第十一篇
Are Banks Obsolete?
“Fat, dumb and happy,” commercial banks are being quickly replaced as financial intermediaries
(1) What would happen to the U.S. economy if all its commercial banks suddenly closed their doors? Throughout most of American history, the answer would have been a disaster of considerable proportions, akin to the Depression brought about by the chain-reaction bank failures in the early 1930s. But in 1993 the startling answer is that a shutdown by banks might be far from disastrous.
(2) Consider this: though the economic recovery is now 27 months old, not a single net new dollar has been lent to business by banks in all that time. Last week the Federal Reserve reported that the amount of loans the nation’s largest banks have made to businesses fell an additional $2.4 billion in the week ending June 9, to $274.8 billion. Fearful that the scarcity of bank credit might undermine the fragile economy, the White House and federal agencies are working feverishly to encourage banks to open their lending windows. In the past two weeks, government regulators have introduced steps to make it easier for banks to lend. For instance, less pa-perwork will be needed to process loans, and formal appraisals are no longer required for every real estate loan.
(3) Is the government’s concern fully justified? Who really needs banks these days? Hardly anyone, it turns out. While banks once dominated business lending, today nearly 80% of all such loans come from nonbank lenders like life insurers, brokerage firms and finance companies. Banks used to be the only source of money in town. Now businesses and individuals can write checks on their insurance companies, get a loan from a pension fund, and deposit paychecks in a money-market account with a brokerage firm. “It is possible for banks to die and still have a booming economy,” says Edward Furash, a Washington bank consultant.
(4) The irony is that the accelerating slide into irrelevance comes just as the banks reaped record profits of $43 billion over the past 15 months, creating the impression that the industry is staging a comeback. But that income was not the result of smart lending decisions. Instead of earning money by financing America’s recovery, the banks mainly invested their funds — on which they were paying a bargain-basement 2% or so — in risk-free Treasury bonds that ______ 7%. That left bank officers with little to do except put their feet on their desks and watch the interest roll in.
(5) Those profits may have come at a price. Not only did bankers lose many loyal customers by withholding credit, they also accidentally opened the door to a herd of nonbank competitors, who swarmed into the lending market. “The banking industry didn’t see this threat,” says Furash. “They are being fat, dumb and happy. They didn’t realize that banking is essential to a modern economy, but banks are not.”
(6) The soft economy has often been used by banks as an excuse for the slowdown in extending credit. Yet evidence abounds that banks are still gun-shy` about lending to business. And no wonder. More than $125 bil-lion in failed loans to real estate buyers, developing countries, farmers and the energy industry have had to be written off in the past five years.
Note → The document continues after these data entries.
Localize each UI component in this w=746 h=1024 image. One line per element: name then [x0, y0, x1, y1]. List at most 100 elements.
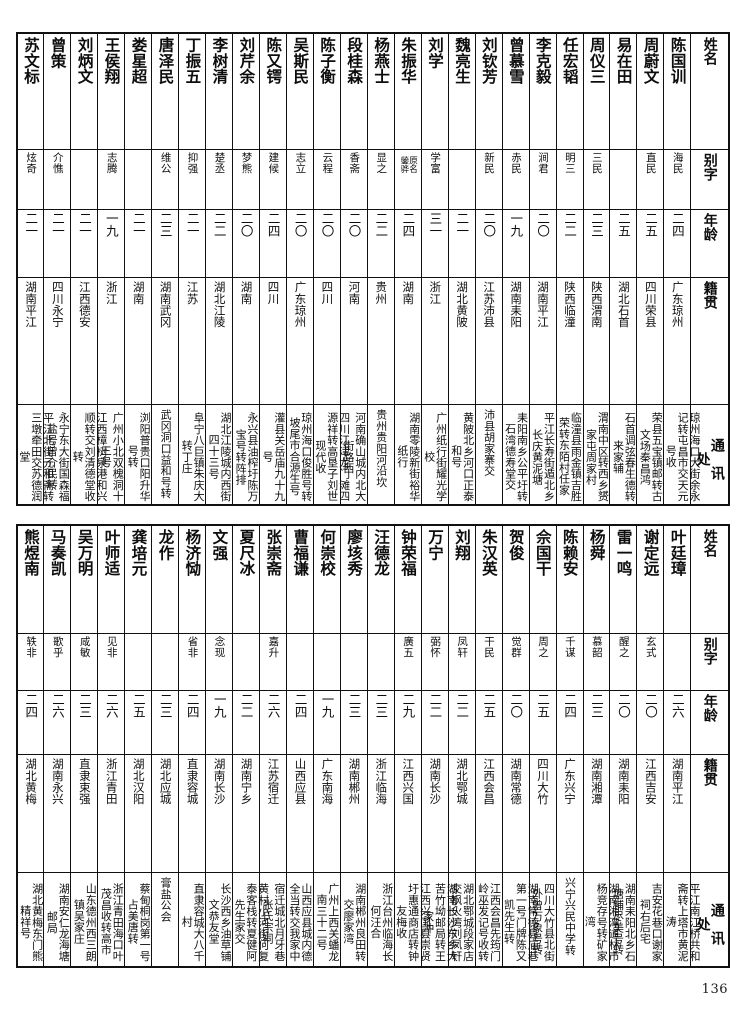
alias-text: 建候 [267, 151, 280, 173]
age-text: 二四 [400, 212, 416, 238]
cell-age: 二二 [420, 689, 449, 755]
cell-alias [124, 148, 153, 211]
cell-address: 膏盐公会 [151, 872, 180, 968]
cell-address: 长沙西乡油草铺文恭友堂 [205, 872, 234, 968]
name-text: 曾慕雪 [506, 37, 526, 85]
row-label-text: 年龄 [701, 213, 718, 242]
cell-name: 廖垓秀 [339, 524, 368, 635]
age-text: 二六 [265, 692, 281, 719]
cell-name: 朱汉英 [474, 524, 503, 635]
origin-text: 广东琼州 [670, 281, 685, 329]
cell-age: 二五 [124, 689, 153, 755]
cell-name: 陈赖安 [555, 524, 584, 635]
name-text: 魏亮生 [452, 37, 472, 85]
alias-text: 显之 [375, 151, 388, 173]
address-text: 浏阳普贵口阳升华号转 [126, 411, 152, 502]
name-text: 龚培元 [129, 529, 149, 577]
cell-origin: 湖南平江 [16, 277, 45, 406]
origin-text: 湖北鄂城 [455, 757, 470, 805]
cell-address: 湖北黄梅东门熊精祥号 [16, 872, 45, 968]
cell-name: 熊煜南 [16, 524, 45, 635]
origin-text: 湖北石首 [616, 281, 631, 329]
row-label-name: 姓名 [690, 524, 730, 635]
age-text: 二四 [184, 692, 200, 719]
alias-text: 周之 [536, 636, 549, 658]
cell-alias: 楚丞 [205, 148, 234, 211]
row-label-alias: 别字 [690, 633, 730, 691]
age-text: 二〇 [535, 212, 551, 238]
cell-age: 一九 [97, 208, 126, 279]
cell-name: 李树清 [205, 32, 234, 150]
cell-age: 二五 [528, 689, 557, 755]
table-top-row-name: 苏文标 曾策 刘炳文 王侯翔 娄星超 唐泽民 丁振五 李树清 刘芹余 陈又锷 吴斯民 陈子衡 段桂森 杨燕… [16, 32, 730, 150]
cell-age: 二〇 [609, 689, 638, 755]
address-text: 膏盐公会 [159, 877, 173, 923]
age-text: 二二 [427, 692, 443, 719]
alias-text: 咸敏 [78, 636, 91, 658]
page-number: 136 [701, 982, 728, 997]
address-text: 阜宁八巨镇朱庆大转丁庄 [180, 411, 206, 502]
cell-origin: 浙江 [97, 277, 126, 406]
cell-address: 湖南郴州良田转交廖家湾 [339, 872, 368, 968]
row-label-age: 年龄 [690, 208, 730, 279]
address-text: 琼州海口大街余永记转屯昌市交天元号收 [664, 411, 701, 502]
cell-origin: 广东兴宁 [555, 753, 584, 874]
alias-text: 炫奇 [25, 151, 38, 173]
origin-text: 湖南耒阳 [616, 757, 631, 805]
address-text: 黄陂北乡河口正泰和号 [449, 411, 475, 502]
age-text: 二〇 [508, 692, 524, 719]
cell-origin: 四川 [259, 277, 288, 406]
cell-age: 二三 [151, 689, 180, 755]
age-text: 二四 [265, 212, 281, 238]
address-text: 沛县胡家寨交 [482, 409, 496, 477]
name-text: 钟荣福 [399, 529, 419, 577]
cell-origin: 贵州 [366, 277, 395, 406]
cell-name: 刘钦芳 [474, 32, 503, 150]
cell-age: 二〇 [636, 689, 665, 755]
cell-name: 万宁 [420, 524, 449, 635]
alias-text: 新民 [483, 151, 496, 173]
cell-origin: 湖南平江 [528, 277, 557, 406]
address-text: 蔡甸桐岗第一号占美唐转 [126, 882, 152, 961]
cell-address: 广州小北双槐洞十三号 [97, 404, 126, 506]
alias-text: 慕韶 [590, 636, 603, 658]
alias-text: 歌乎 [51, 636, 64, 658]
cell-age: 二〇 [232, 208, 261, 279]
cell-address: 江西兴国县崇贤圩惠通商店转钟友梅收 [393, 872, 431, 968]
name-text: 刘翔 [452, 529, 472, 561]
name-text: 万宁 [425, 529, 445, 561]
cell-alias [151, 633, 180, 691]
table-top-row-address: 平江北街元和斋转三墩牵田交苏德润堂 永宁东大街国森福盐号曾介民转 江西樟树泉港和兴顺… [16, 404, 730, 506]
cell-age: 二四 [16, 689, 45, 755]
name-text: 娄星超 [129, 37, 149, 85]
cell-address: 琼州海口俊胜号转坡尾市合源生号 [286, 404, 314, 506]
alias-text: 廣五 [402, 636, 415, 658]
origin-text: 湖南湘潭 [589, 757, 604, 805]
cell-origin: 江西德安 [70, 277, 99, 406]
age-text: 二〇 [319, 212, 335, 238]
cell-name: 朱振华 [393, 32, 422, 150]
cell-alias: 嘉升 [259, 633, 288, 691]
age-text: 二二 [562, 212, 578, 238]
row-label-address: 通讯处 [690, 872, 730, 968]
age-text: 二六 [49, 692, 65, 719]
cell-alias: 显之 [366, 148, 395, 211]
cell-alias: 介憔 [43, 148, 72, 211]
cell-alias: 千谋 [555, 633, 584, 691]
name-text: 周蔚文 [641, 37, 661, 85]
alias-text: 凤轩 [456, 636, 469, 658]
age-text: 二三 [157, 212, 173, 238]
address-text: 荣县五宝镇邮转古文场秦昌鸿 [638, 411, 664, 502]
origin-text: 湖南武冈 [158, 281, 173, 329]
age-text: 二六 [669, 692, 685, 719]
name-text: 丁振五 [183, 37, 203, 85]
origin-text: 湖南 [131, 281, 146, 305]
alias-text: 直民 [644, 151, 657, 173]
cell-name: 苏文标 [16, 32, 45, 150]
cell-alias: 周之 [528, 633, 557, 691]
cell-age: 二六 [97, 689, 126, 755]
cell-address: 平江南江桥共和斋转上塔市黄泥涛 [663, 872, 701, 968]
cell-name: 何崇校 [312, 524, 341, 635]
cell-name: 段桂森 [339, 32, 368, 150]
origin-text: 湖南平江 [670, 757, 685, 805]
(7) The invasion of other financial companies eager to make loans has caused deep damage to the banking industry. “The banks are clearly losing the franchise` of lending to business,” says David Wyss, senior financial economist for DRI/McGraw-Hill, a large economic consulting firm. “That should be scaring them because this is where their real profits are.” 医学全在线www.med126.com
(8) Though banks lost most of their blue-chip corporate clients years ago to Wall Street’s capital markets, they still retained another profitable part of banking: the small and mid-size business borrower. But that has changed in the past few years. The spread of computer technology and sophisticated new loan strategies reduced both the risk and cost of lending to small business owners. Soon financial giants such as Merrill Lynch and John Han-cock, as well as smaller finance companies like Access Capital, went after the banks’ last domain of business borrowers.
(9) The new competitors have succeeded in part because banks have alienated so many of their traditional customers. “My experience with banks has been horrible,” says Barry Weinstein, president of Fulton Computer Products in Rockville Centre, New York. “Even if you bank with someone for 25 years, that still doesn’t amount to a hill of beans`.” Sales at Weinstein’s company jumped from $900,000 in 1988 to $18.5 million last year. Yet when Weinstein applied for a loan with 12 banks over a period of 24 months, all turned him down, even though he was never late in repaying his previous debts. He eventually borrowed $1 million from Access Capital, a fast-growing finance company based in New York.